Australians seeking the JobSeeker payment are typically linked to an employment service provider with whom they must regularly meet. An industry has emerged of these privatised commercial providers who are paid by the government to help these welfare recipients find a job, improve their CV, or other tasks.

The Australian Unemployed Workers’ Union (AUWU) is set to launch its employment services provider real-time automated tracking service in an effort to hold the industry accountable.

“Seeing as the government has abdicated its responsibility to properly regulate their own industry, we’ve decided to do it for them, on the largest possible scale,” an AUWU spokesman, Jez Heywood, said in a post about the platform.

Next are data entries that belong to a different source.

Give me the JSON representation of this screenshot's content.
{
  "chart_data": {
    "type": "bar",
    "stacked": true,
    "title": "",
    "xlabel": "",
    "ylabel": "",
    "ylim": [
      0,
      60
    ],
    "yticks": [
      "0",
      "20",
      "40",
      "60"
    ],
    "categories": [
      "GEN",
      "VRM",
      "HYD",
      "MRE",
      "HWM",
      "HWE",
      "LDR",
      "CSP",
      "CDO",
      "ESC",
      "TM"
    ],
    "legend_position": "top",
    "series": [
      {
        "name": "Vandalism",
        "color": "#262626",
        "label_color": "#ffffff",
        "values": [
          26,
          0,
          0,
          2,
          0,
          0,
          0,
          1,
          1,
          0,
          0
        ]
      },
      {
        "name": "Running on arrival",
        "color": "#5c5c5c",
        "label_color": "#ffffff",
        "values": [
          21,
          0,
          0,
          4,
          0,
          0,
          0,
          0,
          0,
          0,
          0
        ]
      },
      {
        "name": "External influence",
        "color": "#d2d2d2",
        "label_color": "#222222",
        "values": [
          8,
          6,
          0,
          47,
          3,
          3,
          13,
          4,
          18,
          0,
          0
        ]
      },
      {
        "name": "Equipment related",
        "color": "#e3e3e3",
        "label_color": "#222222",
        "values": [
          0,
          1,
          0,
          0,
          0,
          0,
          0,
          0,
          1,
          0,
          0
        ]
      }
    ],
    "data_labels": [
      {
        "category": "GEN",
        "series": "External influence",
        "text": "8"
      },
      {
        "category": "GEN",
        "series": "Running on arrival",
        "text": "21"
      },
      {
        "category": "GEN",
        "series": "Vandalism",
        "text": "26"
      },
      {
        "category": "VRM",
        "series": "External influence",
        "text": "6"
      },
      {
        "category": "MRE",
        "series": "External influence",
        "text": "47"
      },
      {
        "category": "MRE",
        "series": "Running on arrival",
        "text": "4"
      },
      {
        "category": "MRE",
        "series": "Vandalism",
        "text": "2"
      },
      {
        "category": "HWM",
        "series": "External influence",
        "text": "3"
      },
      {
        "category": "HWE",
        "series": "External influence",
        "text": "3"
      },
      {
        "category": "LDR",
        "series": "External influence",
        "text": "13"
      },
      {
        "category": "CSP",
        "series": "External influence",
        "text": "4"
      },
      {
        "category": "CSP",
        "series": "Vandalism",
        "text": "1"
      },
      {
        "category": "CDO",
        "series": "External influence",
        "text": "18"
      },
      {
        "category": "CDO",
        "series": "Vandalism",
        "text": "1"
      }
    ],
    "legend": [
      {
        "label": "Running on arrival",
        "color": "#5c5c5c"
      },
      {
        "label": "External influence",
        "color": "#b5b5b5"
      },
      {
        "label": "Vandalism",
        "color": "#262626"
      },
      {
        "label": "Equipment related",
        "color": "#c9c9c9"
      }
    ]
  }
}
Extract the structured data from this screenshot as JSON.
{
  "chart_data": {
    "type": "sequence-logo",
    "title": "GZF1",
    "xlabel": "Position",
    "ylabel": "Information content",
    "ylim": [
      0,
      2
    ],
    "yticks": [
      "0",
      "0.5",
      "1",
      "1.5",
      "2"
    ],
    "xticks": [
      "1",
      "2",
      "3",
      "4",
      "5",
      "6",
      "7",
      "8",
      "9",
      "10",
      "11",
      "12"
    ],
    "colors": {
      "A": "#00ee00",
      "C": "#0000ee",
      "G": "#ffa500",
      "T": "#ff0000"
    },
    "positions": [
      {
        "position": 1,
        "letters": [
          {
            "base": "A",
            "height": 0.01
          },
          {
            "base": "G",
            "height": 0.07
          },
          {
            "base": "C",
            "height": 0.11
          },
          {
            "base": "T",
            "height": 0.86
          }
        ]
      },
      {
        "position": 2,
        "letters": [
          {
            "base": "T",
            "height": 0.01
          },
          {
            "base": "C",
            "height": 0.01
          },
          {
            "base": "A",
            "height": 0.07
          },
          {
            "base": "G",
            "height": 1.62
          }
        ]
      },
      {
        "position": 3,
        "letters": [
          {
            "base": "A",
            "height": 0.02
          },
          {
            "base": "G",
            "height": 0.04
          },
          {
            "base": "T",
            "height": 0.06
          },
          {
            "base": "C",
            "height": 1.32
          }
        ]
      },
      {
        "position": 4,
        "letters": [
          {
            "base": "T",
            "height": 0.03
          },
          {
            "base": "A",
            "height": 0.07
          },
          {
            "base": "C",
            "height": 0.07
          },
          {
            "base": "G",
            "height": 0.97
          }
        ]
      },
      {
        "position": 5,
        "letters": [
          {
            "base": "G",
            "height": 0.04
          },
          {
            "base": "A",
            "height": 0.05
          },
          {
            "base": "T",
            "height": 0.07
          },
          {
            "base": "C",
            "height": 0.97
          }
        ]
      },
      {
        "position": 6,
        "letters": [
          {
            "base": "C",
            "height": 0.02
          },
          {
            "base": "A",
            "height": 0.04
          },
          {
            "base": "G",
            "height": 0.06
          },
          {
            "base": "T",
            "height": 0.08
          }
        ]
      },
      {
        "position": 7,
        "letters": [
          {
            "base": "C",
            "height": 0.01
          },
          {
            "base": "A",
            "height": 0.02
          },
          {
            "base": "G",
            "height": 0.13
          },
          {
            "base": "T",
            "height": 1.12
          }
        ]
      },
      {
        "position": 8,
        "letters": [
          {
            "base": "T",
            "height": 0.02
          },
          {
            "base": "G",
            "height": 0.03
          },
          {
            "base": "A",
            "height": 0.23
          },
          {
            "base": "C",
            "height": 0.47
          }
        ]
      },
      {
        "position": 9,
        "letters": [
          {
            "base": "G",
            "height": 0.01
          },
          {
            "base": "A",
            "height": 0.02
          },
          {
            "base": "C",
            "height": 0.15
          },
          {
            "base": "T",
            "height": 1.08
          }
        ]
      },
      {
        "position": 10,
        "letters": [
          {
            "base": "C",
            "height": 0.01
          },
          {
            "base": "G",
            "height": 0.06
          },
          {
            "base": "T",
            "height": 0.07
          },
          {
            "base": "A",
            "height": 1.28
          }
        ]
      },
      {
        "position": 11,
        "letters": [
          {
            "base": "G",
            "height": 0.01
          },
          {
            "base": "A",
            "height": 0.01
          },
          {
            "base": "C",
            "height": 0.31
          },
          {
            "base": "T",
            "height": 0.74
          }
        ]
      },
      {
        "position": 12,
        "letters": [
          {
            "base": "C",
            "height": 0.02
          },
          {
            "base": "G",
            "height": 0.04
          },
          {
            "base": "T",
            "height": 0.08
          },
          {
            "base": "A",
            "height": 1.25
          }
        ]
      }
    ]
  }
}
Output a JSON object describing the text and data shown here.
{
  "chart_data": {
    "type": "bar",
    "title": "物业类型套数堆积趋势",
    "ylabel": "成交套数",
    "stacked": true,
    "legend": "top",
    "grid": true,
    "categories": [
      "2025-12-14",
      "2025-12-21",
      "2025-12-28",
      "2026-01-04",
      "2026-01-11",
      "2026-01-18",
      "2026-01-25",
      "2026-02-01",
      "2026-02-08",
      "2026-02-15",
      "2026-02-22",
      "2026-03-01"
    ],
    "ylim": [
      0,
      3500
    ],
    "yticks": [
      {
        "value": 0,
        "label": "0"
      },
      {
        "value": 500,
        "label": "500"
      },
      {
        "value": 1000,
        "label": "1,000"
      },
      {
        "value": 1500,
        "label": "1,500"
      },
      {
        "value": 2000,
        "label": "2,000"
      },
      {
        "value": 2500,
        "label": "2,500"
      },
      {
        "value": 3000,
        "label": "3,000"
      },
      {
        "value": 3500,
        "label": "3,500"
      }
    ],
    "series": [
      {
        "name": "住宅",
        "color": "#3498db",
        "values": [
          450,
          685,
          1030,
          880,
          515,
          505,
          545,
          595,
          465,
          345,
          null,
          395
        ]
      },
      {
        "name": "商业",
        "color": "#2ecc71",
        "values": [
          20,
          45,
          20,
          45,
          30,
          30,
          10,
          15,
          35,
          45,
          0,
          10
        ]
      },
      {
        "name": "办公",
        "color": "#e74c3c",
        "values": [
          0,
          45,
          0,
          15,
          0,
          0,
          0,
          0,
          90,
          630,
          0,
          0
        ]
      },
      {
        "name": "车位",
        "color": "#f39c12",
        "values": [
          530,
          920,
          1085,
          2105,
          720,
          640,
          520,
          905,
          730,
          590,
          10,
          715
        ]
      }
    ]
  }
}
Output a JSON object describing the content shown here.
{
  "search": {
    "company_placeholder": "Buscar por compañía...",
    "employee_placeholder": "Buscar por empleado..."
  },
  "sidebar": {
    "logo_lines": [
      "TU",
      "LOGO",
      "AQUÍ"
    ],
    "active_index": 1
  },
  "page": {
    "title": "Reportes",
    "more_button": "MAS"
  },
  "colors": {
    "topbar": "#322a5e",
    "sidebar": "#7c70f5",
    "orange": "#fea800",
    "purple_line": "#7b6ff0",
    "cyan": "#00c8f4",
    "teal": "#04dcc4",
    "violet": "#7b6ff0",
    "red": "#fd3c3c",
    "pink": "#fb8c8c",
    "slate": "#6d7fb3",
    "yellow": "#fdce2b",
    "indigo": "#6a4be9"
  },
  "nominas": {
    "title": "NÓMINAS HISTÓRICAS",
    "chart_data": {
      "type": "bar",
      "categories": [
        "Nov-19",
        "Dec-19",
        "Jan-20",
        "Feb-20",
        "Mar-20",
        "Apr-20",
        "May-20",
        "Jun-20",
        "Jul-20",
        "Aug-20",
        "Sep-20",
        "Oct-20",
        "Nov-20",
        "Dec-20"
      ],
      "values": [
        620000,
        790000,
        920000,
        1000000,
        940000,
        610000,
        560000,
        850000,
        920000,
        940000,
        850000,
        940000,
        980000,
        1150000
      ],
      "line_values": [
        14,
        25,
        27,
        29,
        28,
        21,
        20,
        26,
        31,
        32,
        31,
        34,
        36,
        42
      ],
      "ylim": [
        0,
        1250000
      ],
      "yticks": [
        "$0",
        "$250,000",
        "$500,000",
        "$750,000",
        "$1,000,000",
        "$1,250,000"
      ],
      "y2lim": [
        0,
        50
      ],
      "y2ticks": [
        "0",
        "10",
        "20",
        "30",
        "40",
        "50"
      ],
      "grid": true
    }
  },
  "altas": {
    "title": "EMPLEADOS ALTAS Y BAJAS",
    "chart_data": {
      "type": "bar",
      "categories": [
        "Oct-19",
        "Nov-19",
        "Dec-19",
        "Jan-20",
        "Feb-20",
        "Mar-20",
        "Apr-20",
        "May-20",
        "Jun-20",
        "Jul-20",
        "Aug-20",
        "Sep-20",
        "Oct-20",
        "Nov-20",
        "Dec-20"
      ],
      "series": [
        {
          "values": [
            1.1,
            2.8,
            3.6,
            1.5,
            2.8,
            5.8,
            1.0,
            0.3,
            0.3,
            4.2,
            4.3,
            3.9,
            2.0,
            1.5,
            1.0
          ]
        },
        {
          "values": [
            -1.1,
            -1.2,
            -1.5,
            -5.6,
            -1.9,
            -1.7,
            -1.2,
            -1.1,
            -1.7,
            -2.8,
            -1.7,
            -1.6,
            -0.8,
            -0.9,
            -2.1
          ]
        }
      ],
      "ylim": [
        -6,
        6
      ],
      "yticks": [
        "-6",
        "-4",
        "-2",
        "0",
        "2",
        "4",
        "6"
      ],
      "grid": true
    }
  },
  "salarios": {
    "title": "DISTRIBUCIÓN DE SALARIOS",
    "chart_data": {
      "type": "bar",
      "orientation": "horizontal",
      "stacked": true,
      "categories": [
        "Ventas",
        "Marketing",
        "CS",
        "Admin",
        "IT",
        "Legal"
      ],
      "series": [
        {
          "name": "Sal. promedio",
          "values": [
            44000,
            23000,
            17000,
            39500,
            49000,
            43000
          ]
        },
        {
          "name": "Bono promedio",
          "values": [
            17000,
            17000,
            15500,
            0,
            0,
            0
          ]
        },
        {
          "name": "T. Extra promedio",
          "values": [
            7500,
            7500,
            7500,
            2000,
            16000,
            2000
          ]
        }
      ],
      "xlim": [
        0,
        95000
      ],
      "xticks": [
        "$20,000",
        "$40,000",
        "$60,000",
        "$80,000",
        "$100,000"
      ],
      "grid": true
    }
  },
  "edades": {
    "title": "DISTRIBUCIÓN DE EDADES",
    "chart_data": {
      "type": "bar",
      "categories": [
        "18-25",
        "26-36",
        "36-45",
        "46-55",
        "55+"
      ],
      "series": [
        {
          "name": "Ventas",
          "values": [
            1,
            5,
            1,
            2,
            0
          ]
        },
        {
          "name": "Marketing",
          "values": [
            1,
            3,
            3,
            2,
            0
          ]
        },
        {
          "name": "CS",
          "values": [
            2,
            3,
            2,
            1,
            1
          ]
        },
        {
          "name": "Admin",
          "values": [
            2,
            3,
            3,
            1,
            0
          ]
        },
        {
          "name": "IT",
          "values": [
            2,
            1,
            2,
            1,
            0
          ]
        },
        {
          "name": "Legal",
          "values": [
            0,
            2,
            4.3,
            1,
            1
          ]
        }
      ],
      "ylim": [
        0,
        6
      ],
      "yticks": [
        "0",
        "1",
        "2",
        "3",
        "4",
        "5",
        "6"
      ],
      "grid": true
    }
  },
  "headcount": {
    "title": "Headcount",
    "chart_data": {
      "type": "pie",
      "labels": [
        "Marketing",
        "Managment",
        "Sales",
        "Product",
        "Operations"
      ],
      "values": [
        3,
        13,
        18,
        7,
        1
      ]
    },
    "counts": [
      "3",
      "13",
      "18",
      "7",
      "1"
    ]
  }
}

The service is a website app that combines a searchable database of service providers with a rating, service type and location. The rating is determined by a peer-reviewed system developed by David O’Halloran and Simone Casey. It also scrapes all the comments on the federal government’s JobSearch list of providers.

So far, the AUWU’s survey has 242 responses that users can view by using the map or by searching by type of program. The app even includes a “wall of shame” for the worst-reviewed providers.

Heywood says the union decided to launch its own rating system after a previous government-run “star” system was scrapped.

“It’s ludicrous that, after all these decades of the privatised employment services system, there has been no independent body to rate job agencies, document their bad behaviour, and bring them into line,” the post says.

In 2020, documents obtained by The Guardian revealed that more than 5000 payments for placing welfare recipients in jobs or education had been recouped — totalling more than $1 million — from service providers since 2015.

On July 1, the government employment service, jobactive, will be replaced with Workforce Australia.